32章 怯える聖女、追う幼女
422. 聖女の嘆きを幼女は知らない
殴られて床に転がった。冷たい石の床で顔や手足が黒く汚れる。着ている服も白が灰色になるほど汚れていた。
「聖女だろう! なぜ出来ないのだ!!」
「……ごめんなさい」
最初の頃は口答えをした。聖女なんて肩書は知らないし、家族の元へ帰してくれと泣いたりもしたが、扱いが酷くなるだけだと悟った。ただ大人しく謝るのが、一番被害が少なかった。
彼らのいう聖女という役目は、清めや治癒の魔法が使えるそうだ。私は魔法がない世界で暮らしてきたので、説明されても困惑するだけ。魔力量はあると怒られても、使い方がわからなかった。

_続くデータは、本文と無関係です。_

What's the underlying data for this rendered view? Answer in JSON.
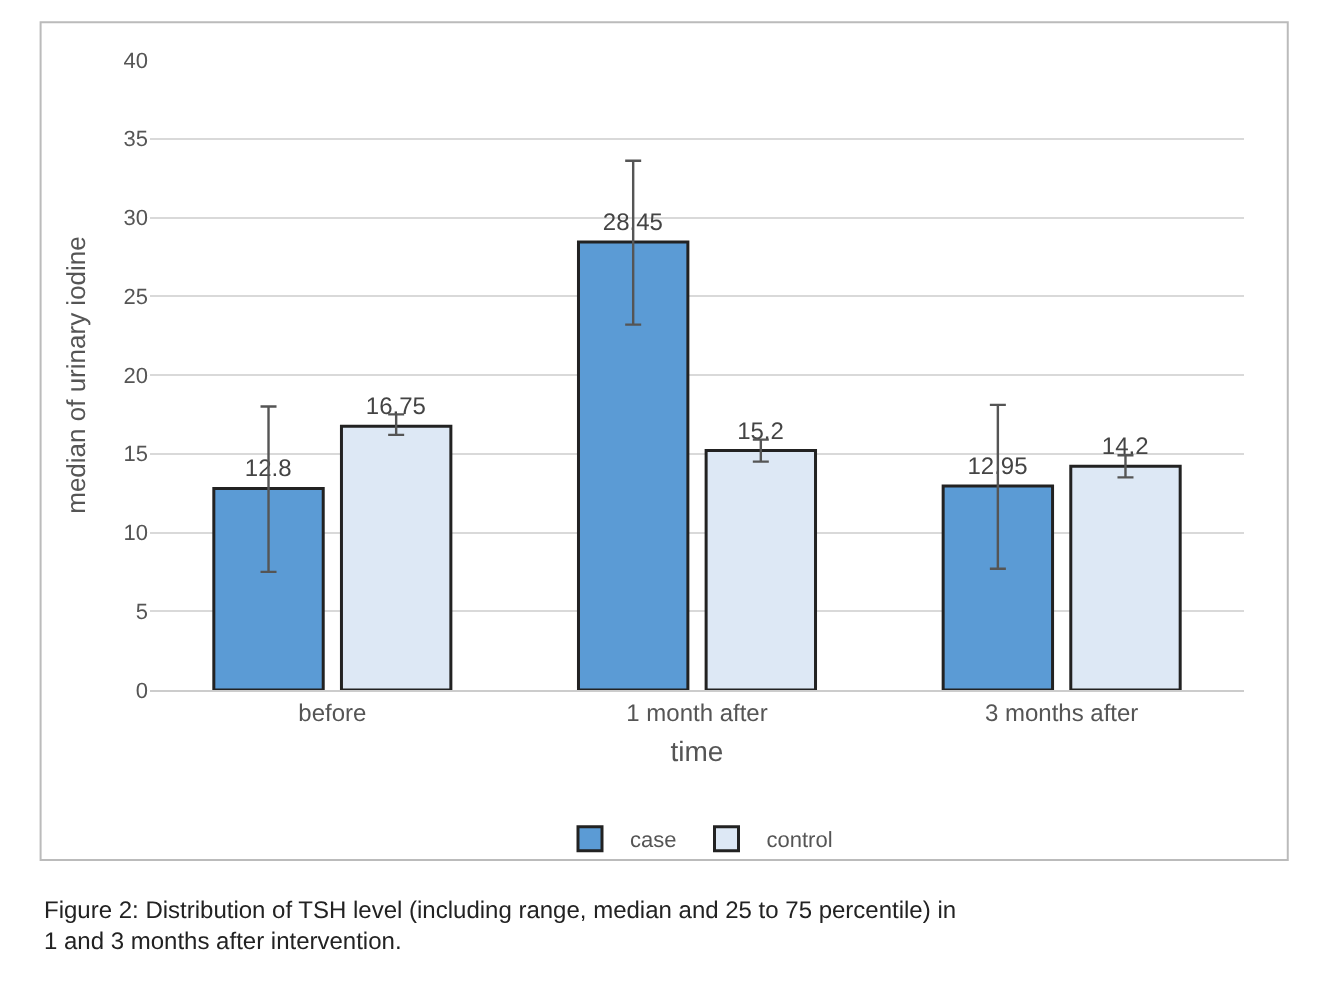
{
  "chart_data": {
    "type": "bar",
    "xlabel": "time",
    "ylabel": "median of urinary iodine",
    "categories": [
      "before",
      "1 month after",
      "3 months after"
    ],
    "series": [
      {
        "name": "case",
        "color": "#5b9bd5",
        "values": [
          12.8,
          28.45,
          12.95
        ],
        "errors": [
          [
            7.5,
            18
          ],
          [
            23.2,
            33.6
          ],
          [
            7.7,
            18.1
          ]
        ]
      },
      {
        "name": "control",
        "color": "#dde8f5",
        "values": [
          16.75,
          15.2,
          14.2
        ],
        "errors": [
          [
            16.2,
            17.5
          ],
          [
            14.5,
            15.9
          ],
          [
            13.5,
            14.9
          ]
        ]
      }
    ],
    "ylim": [
      0,
      40
    ],
    "yticks": [
      0,
      5,
      10,
      15,
      20,
      25,
      30,
      35,
      40
    ],
    "grid": "y",
    "legend": "bottom",
    "data_labels": true,
    "annotations": [
      "Figure 2: Distribution of TSH level (including range, median and 25 to 75 percentile) in 1 and 3 months after intervention."
    ]
  }
}
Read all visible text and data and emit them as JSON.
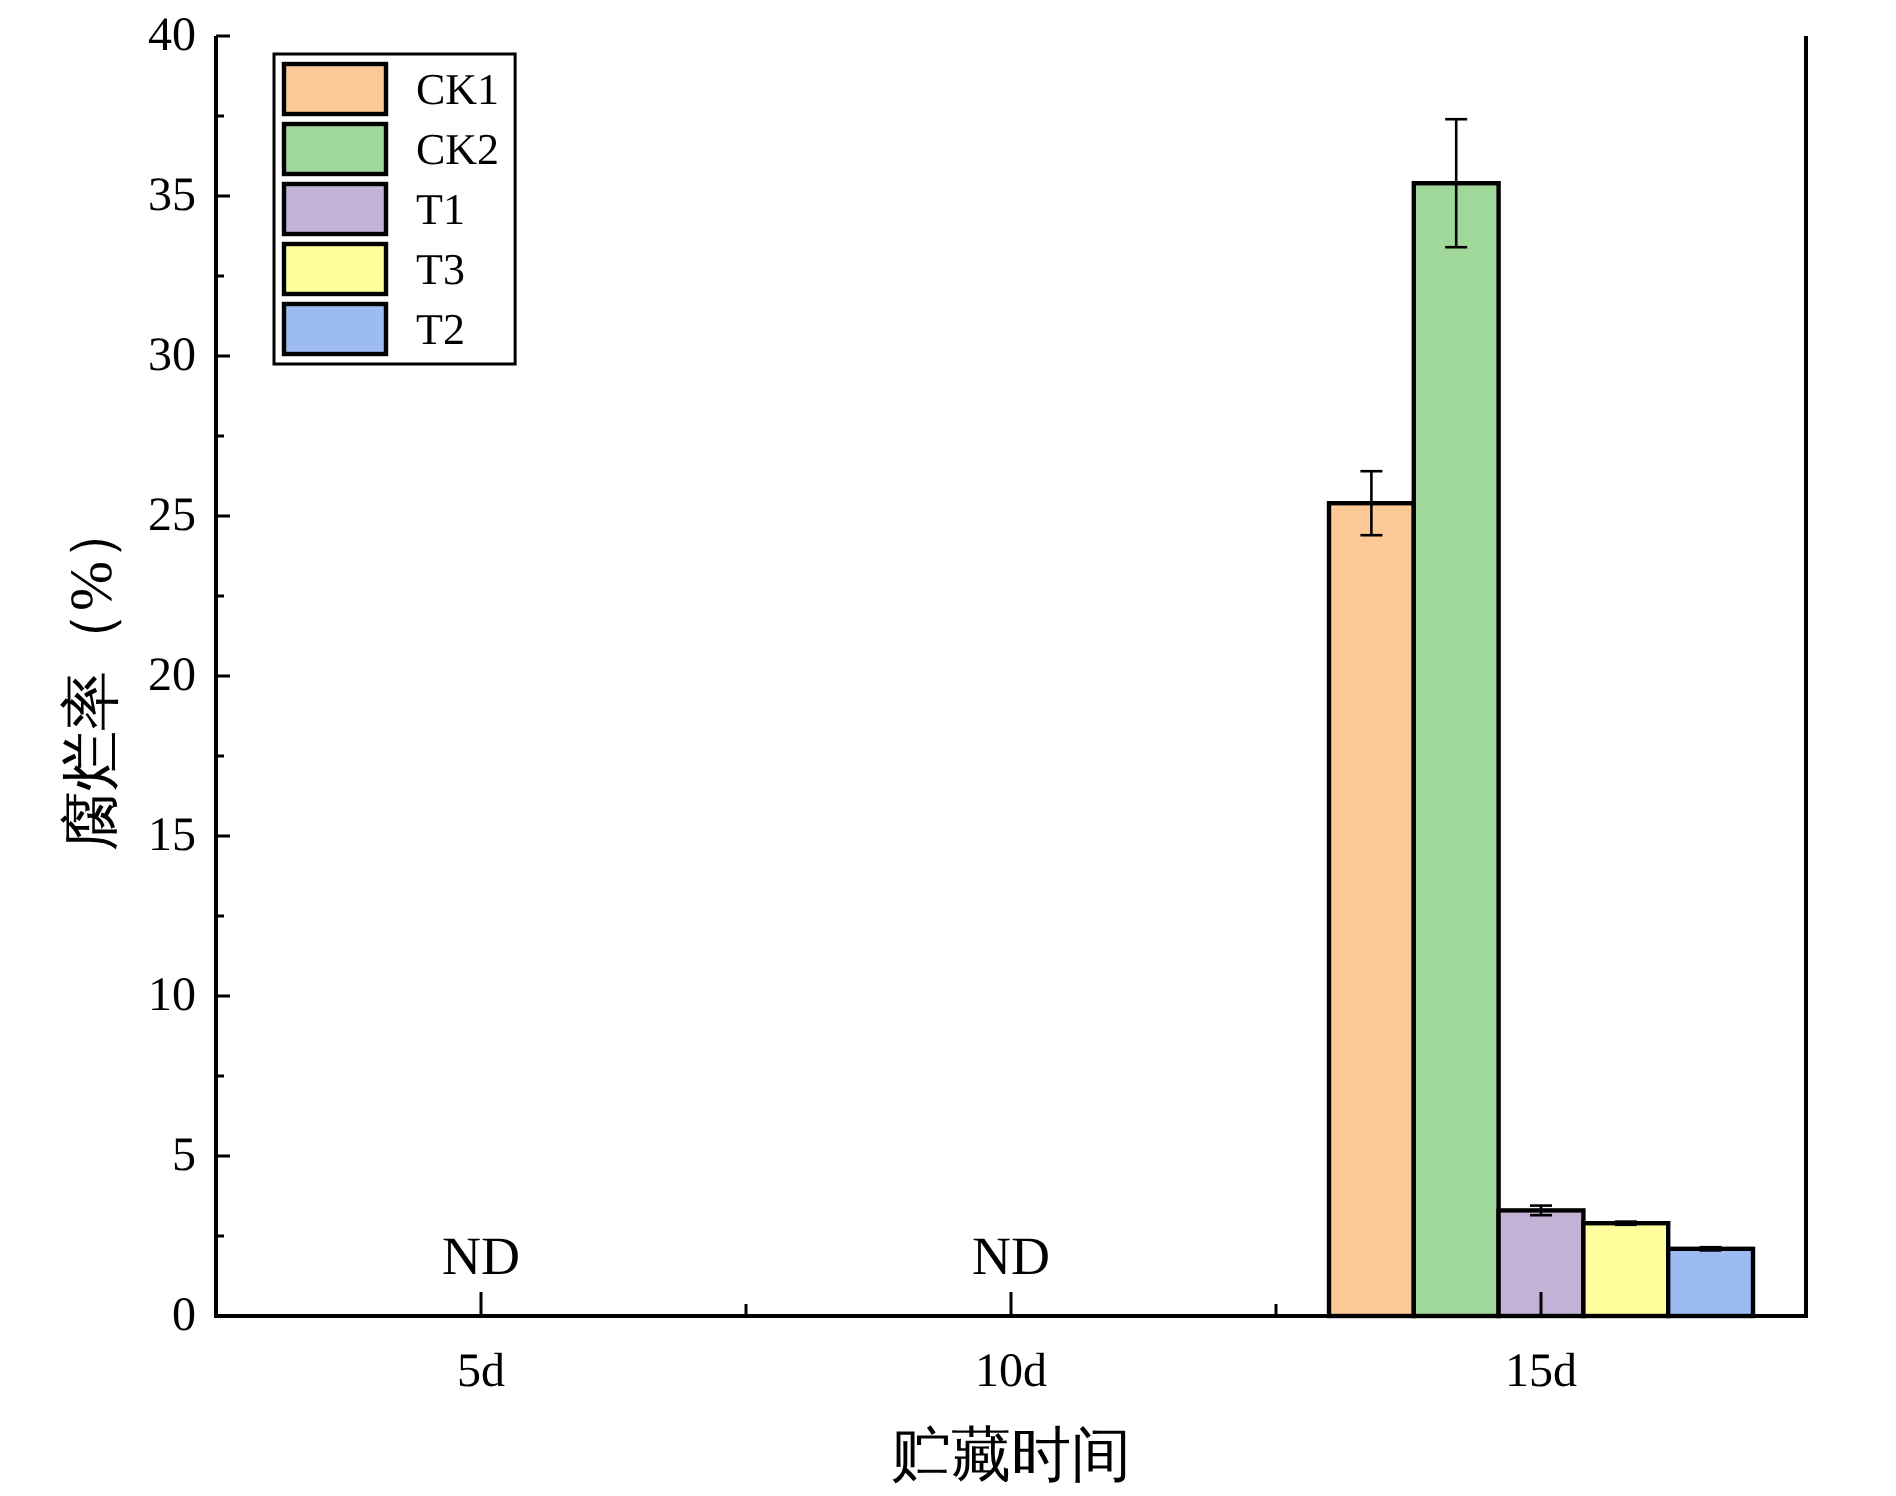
{
  "chart_data": {
    "type": "bar",
    "xlabel": "贮藏时间",
    "ylabel": "腐烂率（%）",
    "categories": [
      "5d",
      "10d",
      "15d"
    ],
    "series": [
      {
        "name": "CK1",
        "color": "#fcc997",
        "values": [
          null,
          null,
          25.4
        ],
        "errors": [
          null,
          null,
          1.0
        ]
      },
      {
        "name": "CK2",
        "color": "#a0d89c",
        "values": [
          null,
          null,
          35.4
        ],
        "errors": [
          null,
          null,
          2.0
        ]
      },
      {
        "name": "T1",
        "color": "#c2b2d6",
        "values": [
          null,
          null,
          3.3
        ],
        "errors": [
          null,
          null,
          0.15
        ]
      },
      {
        "name": "T3",
        "color": "#ffff9e",
        "values": [
          null,
          null,
          2.9
        ],
        "errors": [
          null,
          null,
          0.05
        ]
      },
      {
        "name": "T2",
        "color": "#9cbcf1",
        "values": [
          null,
          null,
          2.1
        ],
        "errors": [
          null,
          null,
          0.05
        ]
      }
    ],
    "ylim": [
      0,
      40
    ],
    "yticks": [
      0,
      5,
      10,
      15,
      20,
      25,
      30,
      35,
      40
    ],
    "legend": "top left",
    "annotations": [
      "ND",
      "ND"
    ]
  }
}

ぐぅ……お腹が鳴って手で押さえる。魔法が使えない罰として、昨日は1食しか食べてなかった。それも僅かな量の薄いスープで、全然食べた感じがしない。
「召喚したのに無駄になった」
ただ謝るしかなかった。外は夕暮れだが、もしかしたら今日は食事抜きかも知れない。
あの日突然光って、気づいたら魔法がある世界にいた。何が起きたのか理解できないけど、前に住んでいた場所はこの世界にないという。一緒に連れて来られた男の人はどうなったのか。
「あの……勇者の人は……どうなりましたか」
怖いけれど知りたくて、震えながら尋ねると眉をひそめた男が吐き捨てた。
「魔王に挑んで殺された」
「……え?」
意味が理解できない。理解を拒否していた。だって死んだの? 交通事故や病死ならわかるけど、魔王に殺されたってどういうこと……。
呆然とする少女を地下牢に残して、男達は苛立った様子で出て行った。扉の閉まる音で初めて気づく。それでも追いすがる気になれないほど、恐ろしかった。知らない世界に落とされたけど、まだ仲間がいると思ってたのに……私1人ぼっちなの?
ぽろりと涙がこぼれた。水もあまり貰えないから、泣くと脱水になっちゃう。そんな余分な考えがちらりと過ぎる。それでも涙は止まらなかった。
殺されたという勇者を
「ちょっと多過ぎないか?」
「いっぱぁい!」
嬉しそうにリリスが叫ぶと、ルシファー達に気づいた獣人から歓声が上がった。
顔が引きつる。執務室のテラスから見下ろした中庭は、隙間なく魔族が並んでいた。転移が出来る場所だという理由で中庭に集結させたのに、入りきらずに城門前にも溢れたらしい。
「ドラゴンは神龍族、竜族、竜人族から選出式にして数を減らしましたし、鳳凰も数羽に抑えています。ドライアド、魔獣、精霊はそれぞれに現地集合ですね。あとはヤンが息子のセーレと出撃するために、領地に一時帰宅しています」
「ああ……ヤンは転移が出来ないからな」
自力で転移魔法陣を扱えないので、魔の森を一夜で駆け抜けたのだろう。疾風の如く駆ける姿が浮かぶ。息子と一緒に出撃許可が出たなら、きっと浮かれていたはずだ。通り道の被害報告は後日か。
ヤンが面倒を見るヘルハウンドも、彼の背に乗せられて現地で待っているらしい。この場にいないデュラハンや魔熊、スレイプニルなど足の速い種族は
アスタロトは溜め息をついた。前回の人族との戦いに連れて行かなかった大型種族が、「俺達だって戦いたい」と揃って騒いだのだ。そこで種族の幅を広げ、一族の中から数人ずつ選ぶよう提案した結果の現状だった。
選抜方法を種族任せにした結果、ドラゴン系は勝ち抜き戦を一晩中繰り広げたと報告があった。魔の森があちこち倒木だらけで、魔王軍による修繕の必要がある。鳳凰はアラエルは番のピヨを乗せて参戦するようだ。魔物狩りがあるため、魔王軍は今回は日常業務に振り分けた。
参加種族リストは、ベールが徹夜で仕上げた。長いリストを読み終えた後、空を見上げる。
「あれもか」
「そうです」
ペガサスから始まり、ワイバーンを乗り物に使う小人達、妖精やハルピュイア達もいた。地を走る種族は前日出発で、空を飛んだり転移が出来る種族はここに集まったのだ。獣人は血の気が多く、すでに戦闘形態に変化している者もいた。興奮状態で唸るから、周りがつられている。
咆哮が飛び交う中庭は、すでに戦場のようだ。
「おお~ん!」
「リリス、吠えなくていい」
黒髪を撫でると、幼女は楽しそうに笑った。
「遠足みたいだね、パパ」
えらく物騒な遠足だが、表現としては正しく現状を示している気がした。